Was auf der Kostenseite kurzfristig attraktiv wirkt, bedeutet langfristig: Verlust an Know-how, Innovationskultur und innerbetrieblichem Wissen – in einem Bereich, der für die technologische Zukunft des Konzerns zentral ist.
Verwaltung & IT: Digitalisierung = Jobabbau
In Vertrieb, Verwaltung und IT sollen jeweils rund 100 Millionen Euro wegfallen. Besonders betroffen: die Zentrale in Leinfelden-Echterdingen bei Stuttgart. Hier sollen 20 Prozent der Stellen abgebaut werden.
„Unsere Effizienzmaßnahmen in den Zentral- und Verwaltungsfunktionen führen zu einem Wegfall von zirka 20 Prozent der Stellen.“
– Achim Puchert
Die Digitalisierung wird dabei nicht als Chance zur Qualifizierung genutzt – sondern schlicht als Sparmaßnahme. Weiterbildung? Umschulung? Fehlanzeige. Der Abbau trifft vor allem administrative und unterstützende Funktionen – gerade jene, die für das operative Rückgrat des Unternehmens sorgen.
Rhetorik des Fortschritts, Realität des Abbaus
„Lasst uns Daimler Truck auf das nächste Level bringen – gemeinsam, als ein starkes Team.“
– Karin Rådström
Doch was bedeutet „gemeinsam“, wenn tausende Menschen den Konzern verlassen müssen? Was heißt „Team“, wenn Prozesse ausgelagert, Standorte entkernt und Beschäftigte durch externe Dienstleister ersetzt werden?
Gleichzeitig setzt die Unternehmenskommunikation auf sprachliche Beschönigung:
„Stellenentfall“, „zielgerichtete Abfindungen“, „natürliche Fluktuation“ – Formulierungen, die soziale Härten verschleiern.
Der Gesamtbetriebsrat zwischen Anspruch und Wirklichkeit
Der Gesamtbetriebsrat betont, man habe „alle Standorte abgesichert“ – doch mit Blick auf das Gesamtbild zeigt sich: Die Belegschaft zahlt den Preis für Renditeziele, Aktienrückkäufe (weitere 2 Milliarden Euro bis 2027) und Wachstumsversprechen an die Börse. Die Rendite soll auf über 12 Prozent steigen – im besten Fall sogar auf 13 Prozent, um mit Volvo Trucks gleichzuziehen.

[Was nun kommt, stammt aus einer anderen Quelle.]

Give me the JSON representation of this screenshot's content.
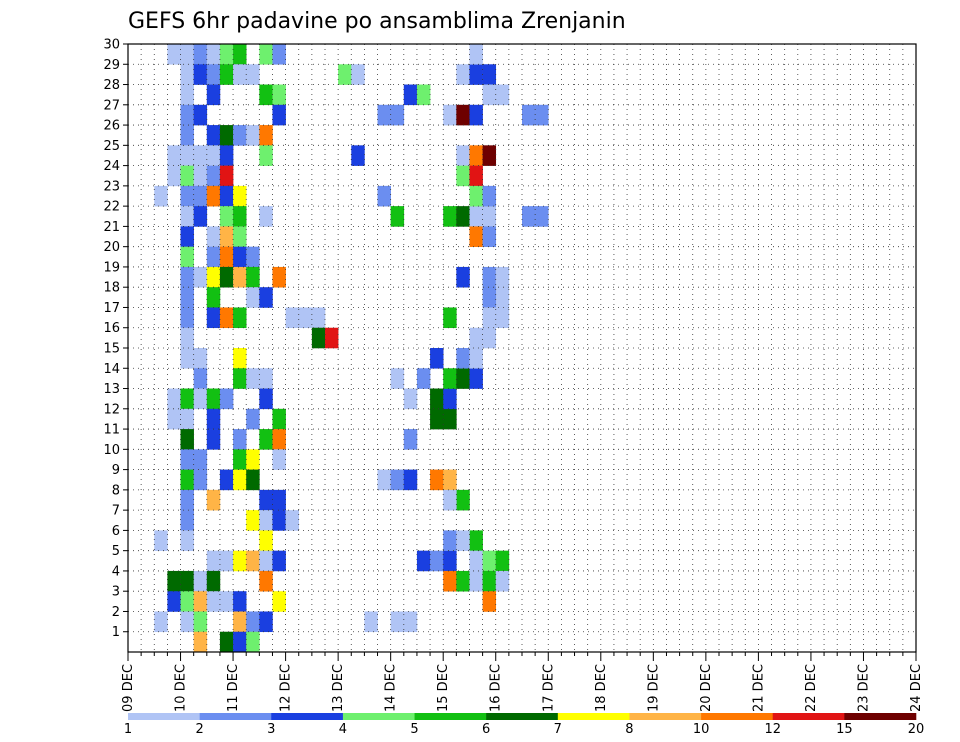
{
  "chart_data": {
    "type": "heatmap",
    "title": "GEFS 6hr padavine po ansamblima Zrenjanin",
    "xlabel": "",
    "ylabel": "",
    "x_axis": {
      "unit": "6-hour steps",
      "start_label_index": 0,
      "tick_labels": [
        "09 DEC",
        "10 DEC",
        "11 DEC",
        "12 DEC",
        "13 DEC",
        "14 DEC",
        "15 DEC",
        "16 DEC",
        "17 DEC",
        "18 DEC",
        "19 DEC",
        "20 DEC",
        "21 DEC",
        "22 DEC",
        "23 DEC",
        "24 DEC"
      ],
      "range": [
        0,
        60
      ]
    },
    "y_axis": {
      "tick_labels": [
        "1",
        "2",
        "3",
        "4",
        "5",
        "6",
        "7",
        "8",
        "9",
        "10",
        "11",
        "12",
        "13",
        "14",
        "15",
        "16",
        "17",
        "18",
        "19",
        "20",
        "21",
        "22",
        "23",
        "24",
        "25",
        "26",
        "27",
        "28",
        "29",
        "30"
      ],
      "range": [
        0,
        30
      ]
    },
    "grid": true,
    "colorbar": {
      "levels": [
        "1",
        "2",
        "3",
        "4",
        "5",
        "6",
        "7",
        "8",
        "10",
        "12",
        "15",
        "20"
      ],
      "colors": [
        "#b0c4f5",
        "#6b8ef0",
        "#1a3fe0",
        "#6ef06e",
        "#12c012",
        "#006a00",
        "#ffff00",
        "#ffb446",
        "#ff7800",
        "#e11414",
        "#6e0000"
      ]
    },
    "cells": [
      [
        3,
        29,
        0
      ],
      [
        4,
        29,
        0
      ],
      [
        5,
        29,
        1
      ],
      [
        6,
        29,
        0
      ],
      [
        7,
        29,
        3
      ],
      [
        8,
        29,
        4
      ],
      [
        10,
        29,
        3
      ],
      [
        11,
        29,
        1
      ],
      [
        4,
        28,
        0
      ],
      [
        5,
        28,
        2
      ],
      [
        6,
        28,
        1
      ],
      [
        7,
        28,
        4
      ],
      [
        8,
        28,
        0
      ],
      [
        9,
        28,
        0
      ],
      [
        4,
        27,
        0
      ],
      [
        6,
        27,
        2
      ],
      [
        10,
        27,
        4
      ],
      [
        11,
        27,
        3
      ],
      [
        4,
        26,
        1
      ],
      [
        5,
        26,
        2
      ],
      [
        11,
        26,
        2
      ],
      [
        4,
        25,
        1
      ],
      [
        6,
        25,
        2
      ],
      [
        7,
        25,
        5
      ],
      [
        8,
        25,
        1
      ],
      [
        9,
        25,
        0
      ],
      [
        10,
        25,
        8
      ],
      [
        3,
        24,
        0
      ],
      [
        4,
        24,
        0
      ],
      [
        5,
        24,
        0
      ],
      [
        6,
        24,
        0
      ],
      [
        7,
        24,
        2
      ],
      [
        10,
        24,
        3
      ],
      [
        3,
        23,
        0
      ],
      [
        4,
        23,
        3
      ],
      [
        5,
        23,
        0
      ],
      [
        6,
        23,
        1
      ],
      [
        7,
        23,
        9
      ],
      [
        2,
        22,
        0
      ],
      [
        4,
        22,
        1
      ],
      [
        5,
        22,
        1
      ],
      [
        6,
        22,
        8
      ],
      [
        7,
        22,
        2
      ],
      [
        8,
        22,
        6
      ],
      [
        4,
        21,
        0
      ],
      [
        5,
        21,
        2
      ],
      [
        7,
        21,
        3
      ],
      [
        8,
        21,
        4
      ],
      [
        10,
        21,
        0
      ],
      [
        4,
        20,
        2
      ],
      [
        6,
        20,
        0
      ],
      [
        7,
        20,
        7
      ],
      [
        8,
        20,
        3
      ],
      [
        4,
        19,
        3
      ],
      [
        6,
        19,
        1
      ],
      [
        7,
        19,
        8
      ],
      [
        8,
        19,
        2
      ],
      [
        9,
        19,
        1
      ],
      [
        4,
        18,
        1
      ],
      [
        5,
        18,
        0
      ],
      [
        6,
        18,
        6
      ],
      [
        7,
        18,
        5
      ],
      [
        8,
        18,
        7
      ],
      [
        9,
        18,
        4
      ],
      [
        11,
        18,
        8
      ],
      [
        4,
        17,
        1
      ],
      [
        6,
        17,
        4
      ],
      [
        9,
        17,
        0
      ],
      [
        10,
        17,
        2
      ],
      [
        4,
        16,
        1
      ],
      [
        6,
        16,
        2
      ],
      [
        7,
        16,
        8
      ],
      [
        8,
        16,
        4
      ],
      [
        12,
        16,
        0
      ],
      [
        4,
        15,
        0
      ],
      [
        4,
        14,
        0
      ],
      [
        5,
        14,
        0
      ],
      [
        8,
        14,
        6
      ],
      [
        5,
        13,
        1
      ],
      [
        8,
        13,
        4
      ],
      [
        9,
        13,
        0
      ],
      [
        10,
        13,
        0
      ],
      [
        3,
        12,
        0
      ],
      [
        4,
        12,
        4
      ],
      [
        5,
        12,
        0
      ],
      [
        6,
        12,
        4
      ],
      [
        7,
        12,
        1
      ],
      [
        10,
        12,
        2
      ],
      [
        3,
        11,
        0
      ],
      [
        4,
        11,
        0
      ],
      [
        6,
        11,
        2
      ],
      [
        9,
        11,
        1
      ],
      [
        11,
        11,
        4
      ],
      [
        4,
        10,
        5
      ],
      [
        6,
        10,
        2
      ],
      [
        8,
        10,
        1
      ],
      [
        10,
        10,
        4
      ],
      [
        11,
        10,
        8
      ],
      [
        4,
        9,
        1
      ],
      [
        5,
        9,
        1
      ],
      [
        8,
        9,
        4
      ],
      [
        9,
        9,
        6
      ],
      [
        11,
        9,
        0
      ],
      [
        4,
        8,
        4
      ],
      [
        5,
        8,
        1
      ],
      [
        7,
        8,
        2
      ],
      [
        8,
        8,
        6
      ],
      [
        9,
        8,
        5
      ],
      [
        4,
        7,
        1
      ],
      [
        6,
        7,
        7
      ],
      [
        10,
        7,
        2
      ],
      [
        11,
        7,
        2
      ],
      [
        4,
        6,
        1
      ],
      [
        9,
        6,
        6
      ],
      [
        10,
        6,
        0
      ],
      [
        11,
        6,
        2
      ],
      [
        12,
        6,
        0
      ],
      [
        2,
        5,
        0
      ],
      [
        4,
        5,
        0
      ],
      [
        10,
        5,
        6
      ],
      [
        6,
        4,
        0
      ],
      [
        7,
        4,
        0
      ],
      [
        8,
        4,
        6
      ],
      [
        9,
        4,
        7
      ],
      [
        10,
        4,
        0
      ],
      [
        11,
        4,
        2
      ],
      [
        3,
        3,
        5
      ],
      [
        4,
        3,
        5
      ],
      [
        5,
        3,
        0
      ],
      [
        6,
        3,
        5
      ],
      [
        10,
        3,
        8
      ],
      [
        3,
        2,
        2
      ],
      [
        4,
        2,
        3
      ],
      [
        5,
        2,
        7
      ],
      [
        6,
        2,
        0
      ],
      [
        7,
        2,
        0
      ],
      [
        8,
        2,
        2
      ],
      [
        11,
        2,
        6
      ],
      [
        2,
        1,
        0
      ],
      [
        4,
        1,
        0
      ],
      [
        5,
        1,
        3
      ],
      [
        8,
        1,
        7
      ],
      [
        9,
        1,
        1
      ],
      [
        10,
        1,
        2
      ],
      [
        5,
        0,
        7
      ],
      [
        7,
        0,
        5
      ],
      [
        8,
        0,
        2
      ],
      [
        9,
        0,
        3
      ],
      [
        13,
        16,
        0
      ],
      [
        14,
        16,
        0
      ],
      [
        14,
        15,
        5
      ],
      [
        15,
        15,
        9
      ],
      [
        16,
        28,
        3
      ],
      [
        17,
        28,
        0
      ],
      [
        17,
        24,
        2
      ],
      [
        19,
        26,
        1
      ],
      [
        20,
        26,
        1
      ],
      [
        21,
        27,
        2
      ],
      [
        22,
        27,
        3
      ],
      [
        19,
        22,
        1
      ],
      [
        20,
        21,
        4
      ],
      [
        19,
        8,
        0
      ],
      [
        20,
        8,
        1
      ],
      [
        21,
        8,
        2
      ],
      [
        20,
        13,
        0
      ],
      [
        21,
        12,
        0
      ],
      [
        21,
        1,
        0
      ],
      [
        20,
        1,
        0
      ],
      [
        21,
        10,
        1
      ],
      [
        18,
        1,
        0
      ],
      [
        22,
        13,
        1
      ],
      [
        23,
        14,
        2
      ],
      [
        22,
        4,
        2
      ],
      [
        23,
        4,
        1
      ],
      [
        24,
        4,
        2
      ],
      [
        24,
        3,
        8
      ],
      [
        25,
        3,
        4
      ],
      [
        24,
        5,
        1
      ],
      [
        23,
        8,
        8
      ],
      [
        24,
        8,
        7
      ],
      [
        23,
        11,
        5
      ],
      [
        24,
        11,
        5
      ],
      [
        23,
        12,
        5
      ],
      [
        24,
        12,
        2
      ],
      [
        24,
        13,
        4
      ],
      [
        25,
        13,
        5
      ],
      [
        26,
        13,
        2
      ],
      [
        25,
        14,
        1
      ],
      [
        26,
        14,
        0
      ],
      [
        24,
        16,
        4
      ],
      [
        25,
        7,
        4
      ],
      [
        24,
        7,
        0
      ],
      [
        24,
        21,
        4
      ],
      [
        25,
        21,
        5
      ],
      [
        26,
        21,
        0
      ],
      [
        27,
        21,
        0
      ],
      [
        24,
        26,
        0
      ],
      [
        25,
        26,
        10
      ],
      [
        26,
        26,
        2
      ],
      [
        25,
        28,
        0
      ],
      [
        26,
        28,
        2
      ],
      [
        27,
        28,
        2
      ],
      [
        26,
        29,
        0
      ],
      [
        25,
        24,
        0
      ],
      [
        26,
        24,
        8
      ],
      [
        27,
        24,
        10
      ],
      [
        25,
        23,
        3
      ],
      [
        26,
        23,
        9
      ],
      [
        26,
        22,
        3
      ],
      [
        27,
        22,
        1
      ],
      [
        26,
        20,
        8
      ],
      [
        27,
        20,
        1
      ],
      [
        25,
        18,
        2
      ],
      [
        27,
        18,
        1
      ],
      [
        28,
        18,
        0
      ],
      [
        28,
        17,
        0
      ],
      [
        27,
        17,
        1
      ],
      [
        27,
        16,
        0
      ],
      [
        28,
        16,
        0
      ],
      [
        26,
        15,
        0
      ],
      [
        27,
        15,
        0
      ],
      [
        26,
        5,
        4
      ],
      [
        25,
        5,
        0
      ],
      [
        26,
        4,
        0
      ],
      [
        27,
        4,
        3
      ],
      [
        28,
        4,
        4
      ],
      [
        26,
        3,
        0
      ],
      [
        27,
        3,
        4
      ],
      [
        28,
        3,
        0
      ],
      [
        27,
        2,
        8
      ],
      [
        27,
        27,
        0
      ],
      [
        28,
        27,
        0
      ],
      [
        30,
        26,
        1
      ],
      [
        31,
        26,
        1
      ],
      [
        30,
        21,
        1
      ],
      [
        31,
        21,
        1
      ]
    ]
  }
}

„Sparen allein ist keine Strategie. Wir brauchen gute Produkte und eine klare Wachstumsstrategie.“
– Michael Brecht
Richtig – aber diese Forderung kommt spät. Viele Beschäftigte hätten sich das vor den Verhandlungen im Mai gewünscht, nicht erst danach.
Fazit: Fortschritt mit sozialer Schieflage
„Stronger 2030“ ist ein Programm der unternehmerischen Klarheit – aber auch eines der sozialen Unsicherheit. Während Investoren klare Botschaften und hohe Ausschüttungen erhalten, bleiben viele Beschäftigte im Unklaren über ihre eigene Zukunft.
Der Zukunftstarifvertrag bleibt intransparent, die versprochene „Absicherung“ formal – aber kaum erlebbar. Die neue „Leistungskultur“ klingt gut – aber sie basiert auf Abbau, Verlagerung und Verdichtung.
„Wir haben, was es braucht, um erfolgreich zu sein.“
– Karin Rådström
Mag sein.
Aber: Wer gehört am Ende noch zu diesem „Wir“ – und wer nicht?